Point, click, repeat

Hommage au studio Aardman et à Wes Anderson, les visuels de Trüberbrook croisent stop-motion et jeu vidéo. Une miniature fascinante, mais sans âme.

Du papier kraft, de la colle et des ciseaux. Comme en témoigne The Dream Machineet Yoshi’s Crafted World, le jeu vidéo rêve parfois de bricolage et d’artisanat. Filmé en stop-motion, le monde et les personnages d’argile de The Neverhood poussaient cette logique à l’extrême en 1996. Ce point & click gorgé d’énigmes surréalistes brille aujourd’hui comme un collector vu sa rareté (42 000 copies vendues) et son anachronisme (l’époque était aux polygones 3D). Si TheNeverhood a nécessité trois tonnes de glaise et des décors gigantesques pour sa réalisation, Trüberbrook a en partie été modélisé sur ordinateur. Mais il célèbre lui aussi l’art du fait main.

Baigné de sépia, Trüberbrook plonge dans l’Allemagne rurale de la fin des années 60. L’esthétique de Wes Anderson est invoquée par ce point & click. Dès le générique d’ouverture, un travelling suit l’ascension d’un autocar sur une montagne en carton-pâte. Cette approche visuelle évoque avec bonheur L’Île aux chiens et Fantastic Mr. Fox. Jeune physicien américain, Hans Tannhauser y découvre un village haut perché, peuplé d’habitants loufoques. Cet « Américain en Europe » claudique entre le Monkey Island de LucasArt et les Chevaliers des Baphomet de Charles Cecil. Hélas, il peine à porter l’héritage de ses illustres pères.

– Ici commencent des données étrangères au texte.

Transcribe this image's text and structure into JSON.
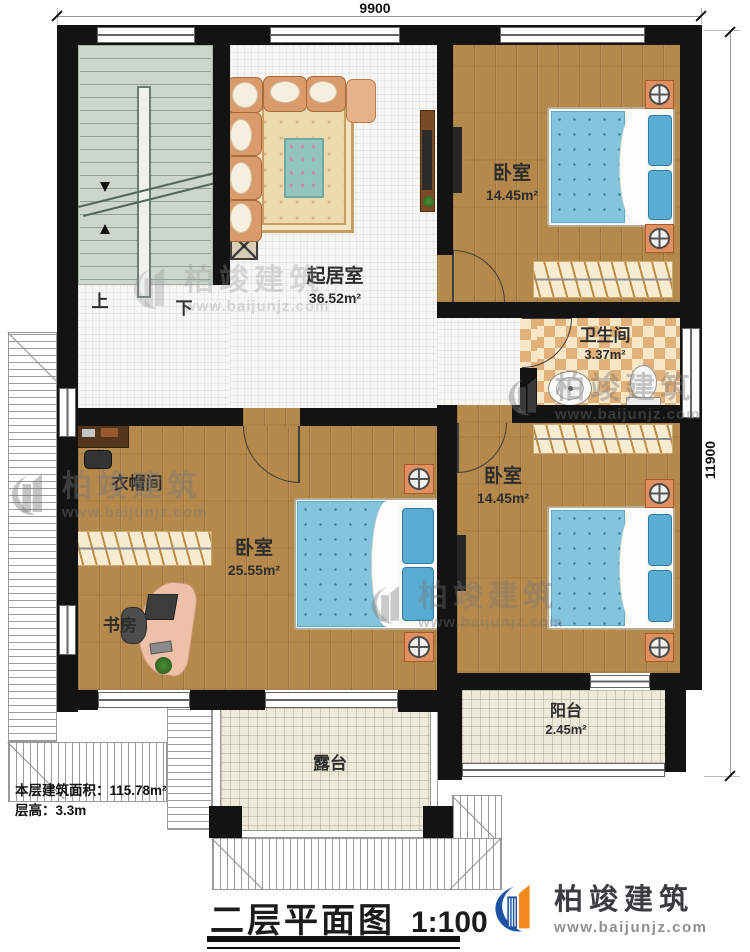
{
  "dimensions": {
    "top": "9900",
    "right": "11900"
  },
  "stairs": {
    "up_label": "上",
    "down_label": "下"
  },
  "rooms": {
    "living_room": {
      "name": "起居室",
      "area": "36.52m²"
    },
    "bedroom_top": {
      "name": "卧室",
      "area": "14.45m²"
    },
    "bathroom": {
      "name": "卫生间",
      "area": "3.37m²"
    },
    "bedroom_right": {
      "name": "卧室",
      "area": "14.45m²"
    },
    "bedroom_main": {
      "name": "卧室",
      "area": "25.55m²"
    },
    "cloakroom": {
      "name": "衣帽间"
    },
    "study": {
      "name": "书房"
    },
    "balcony": {
      "name": "阳台",
      "area": "2.45m²"
    },
    "terrace": {
      "name": "露台"
    }
  },
  "notes": {
    "floor_area": "本层建筑面积：115.78m²",
    "floor_height": "层高：3.3m"
  },
  "titleblock": {
    "title": "二层平面图",
    "scale": "1:100"
  },
  "brand": {
    "name": "柏竣建筑",
    "url": "www.baijunjz.com"
  },
  "watermark": {
    "name": "柏竣建筑",
    "url": "www.baijunjz.com"
  },
  "colors": {
    "wall": "#131313",
    "wood_floor": "#b5894c",
    "tile_floor": "#f6f6f3",
    "stair_floor": "#ccd6cc",
    "bath_tile_dark": "#e2b179",
    "bath_tile_light": "#f7e7c6",
    "terrace_floor": "#edead9",
    "bed_blue": "#84c5de",
    "pillow_blue": "#58acd2",
    "nightstand_orange": "#e08f60",
    "sofa_tan": "#d99a6c",
    "brand_blue": "#1c54a3",
    "brand_orange": "#f28a1e"
  }
}
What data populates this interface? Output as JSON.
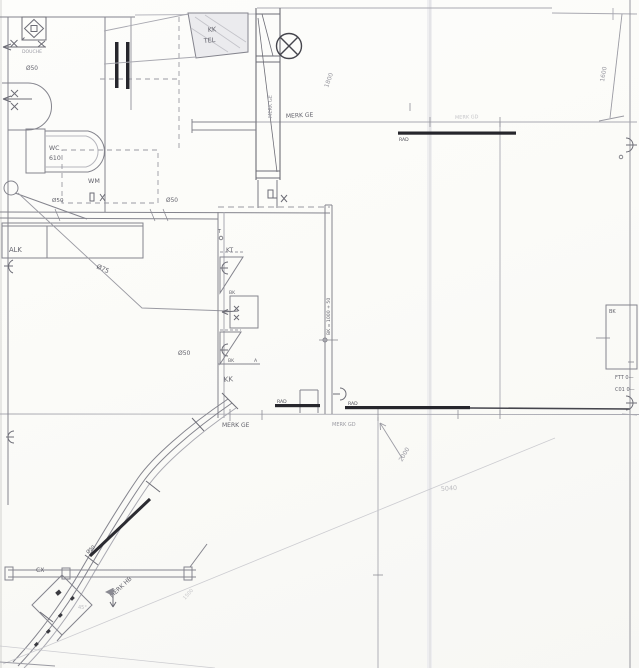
{
  "drawing": {
    "kind": "scanned hand-drawn architectural floor plan (pencil)",
    "colors": {
      "paper": "#fcfcfa",
      "pencil_light": "#b6b6bd",
      "pencil": "#84848d",
      "pencil_dark": "#5a5a62",
      "ink_bar": "#26262c",
      "scan_band": "#e9e9eb"
    },
    "labels": {
      "kk": "KK",
      "tel": "TEL",
      "douche": "DOUCHE",
      "douche_dia": "Ø50",
      "wc": "WC",
      "wc_num": "610",
      "wm": "WM",
      "wm_dia": "Ø50",
      "wall_dia50": "Ø50",
      "alk": "ALK",
      "pipe_dia75": "Ø75",
      "kt": "KT",
      "bk1": "BK",
      "bk2": "BK",
      "a_mark": "A",
      "kk_cab": "KK",
      "kk_dia50": "Ø50",
      "bk_note": "BK = 1000 + 50",
      "t_mark": "T",
      "merk_ge_v": "MERK GE",
      "merk_ge_h": "MERK GE",
      "d1800": "1800",
      "d1600": "1600",
      "rad_top": "RAD",
      "merk_gd_top": "MERK GD",
      "rad1": "RAD",
      "rad2": "RAD",
      "merk_ge_mid": "MERK GE",
      "merk_gd_mid": "MERK GD",
      "d2000": "2000",
      "d5040": "5040",
      "bk_box": "BK",
      "ftt": "FTT 0—",
      "co1": "C01 0—",
      "dia50_diag": "Ø50",
      "merk_hb": "MERK HB",
      "d1500": "1500",
      "deg45": "45°",
      "cx": "CX"
    }
  }
}
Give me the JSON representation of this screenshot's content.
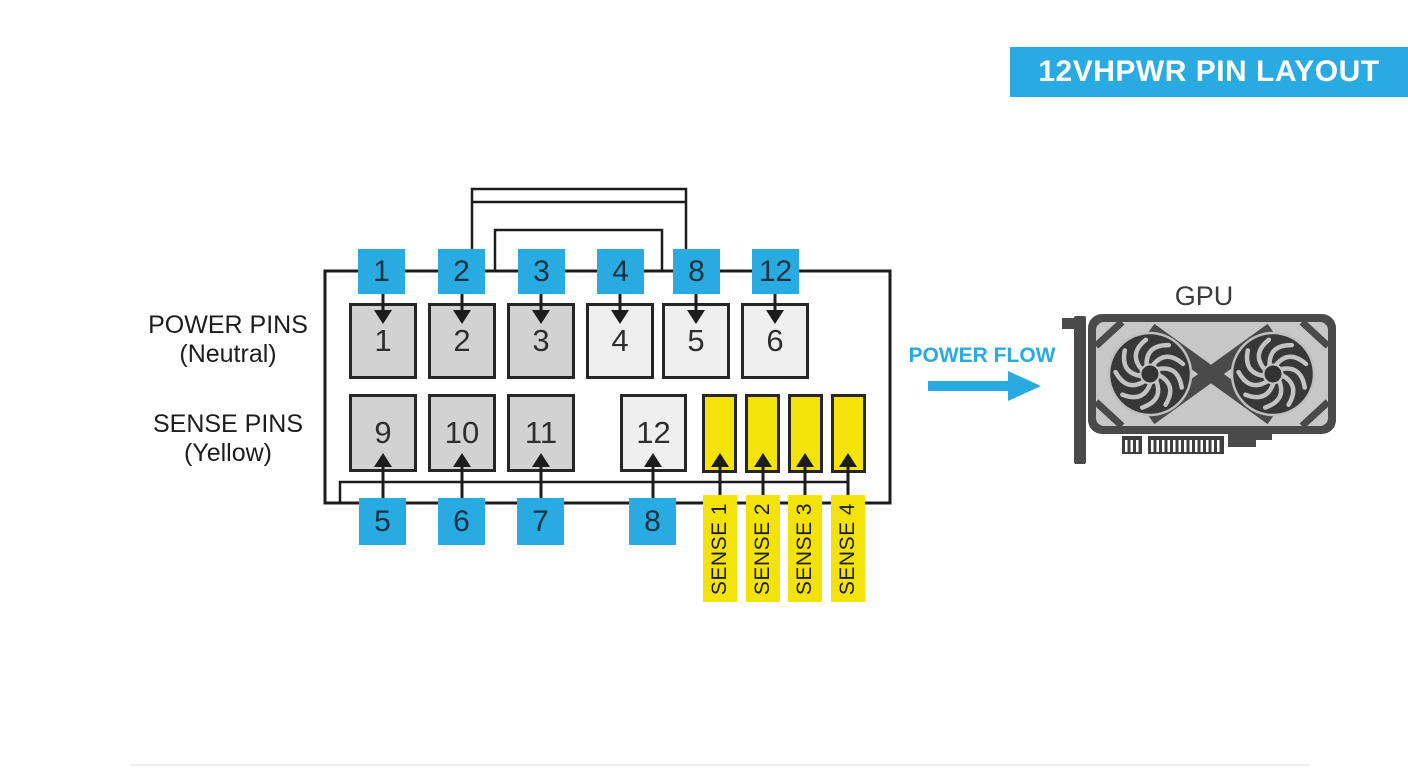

Plongé dans une conspiration, Trüberbrook revendique une parenté avec Twin Peaks et X-Files. Souris en main, il déballe une galerie de personnages à l’intérêt inversement proportionnel à son esthétique. On ne comprend ainsi pas ce qui motive son héros à s’allier avec une cliente autoritaire de son hôtel. D’une réceptionniste qui prête une canne à pêche en échange d’un sex-toy à un vieil homme acariâtre, le splendide théâtre de miniatures ouvre des pistes qu’il n’explore pas. Sarcasmes et plaisanteries tombent très souvent à plat.

Petits bricolages entre amis

Déballant des énigmes à base d’objets à trouver et à utiliser dans ses décors, Trüberbrook se solde par des séances de ramassage compulsif. La plupart des énigmes coulent de source. Mais elles s’étalent parfois sur un nombre excessif de tableaux, pour un jeu de piste insondable. D’une clef cachée dans une gouttière à un aliment planqué dans un buffet, saisir tous les détails du contexte relève de la gageure. Les allergiques à la chasse aux pixels en seront pour leurs frais. Le gameplay permet heureusement de mettre en lumière tous les objets avec lesquels on peut interagir.

Florian Kühne, l’initiateur de Trüberbrook, nous expliquait l’an dernier dans les allées de la Gamescom de Cologne que les graphismes de Trüberbrook entendaient apporter une touche humaine à la nature digitale du jeu vidéo. D’un ciel étoilé surplombant les néons d’une station-service au travelling d’un labo secret, son résultat brille de mille feux. Dommage que sa narration et son gameplay s’y soient consumés.

Trüberbrook

Édité par Headup Games et développé par btf, âge: 12+, disponible sur PC, PlayStation 4, Nintendo Switch et Xbox One.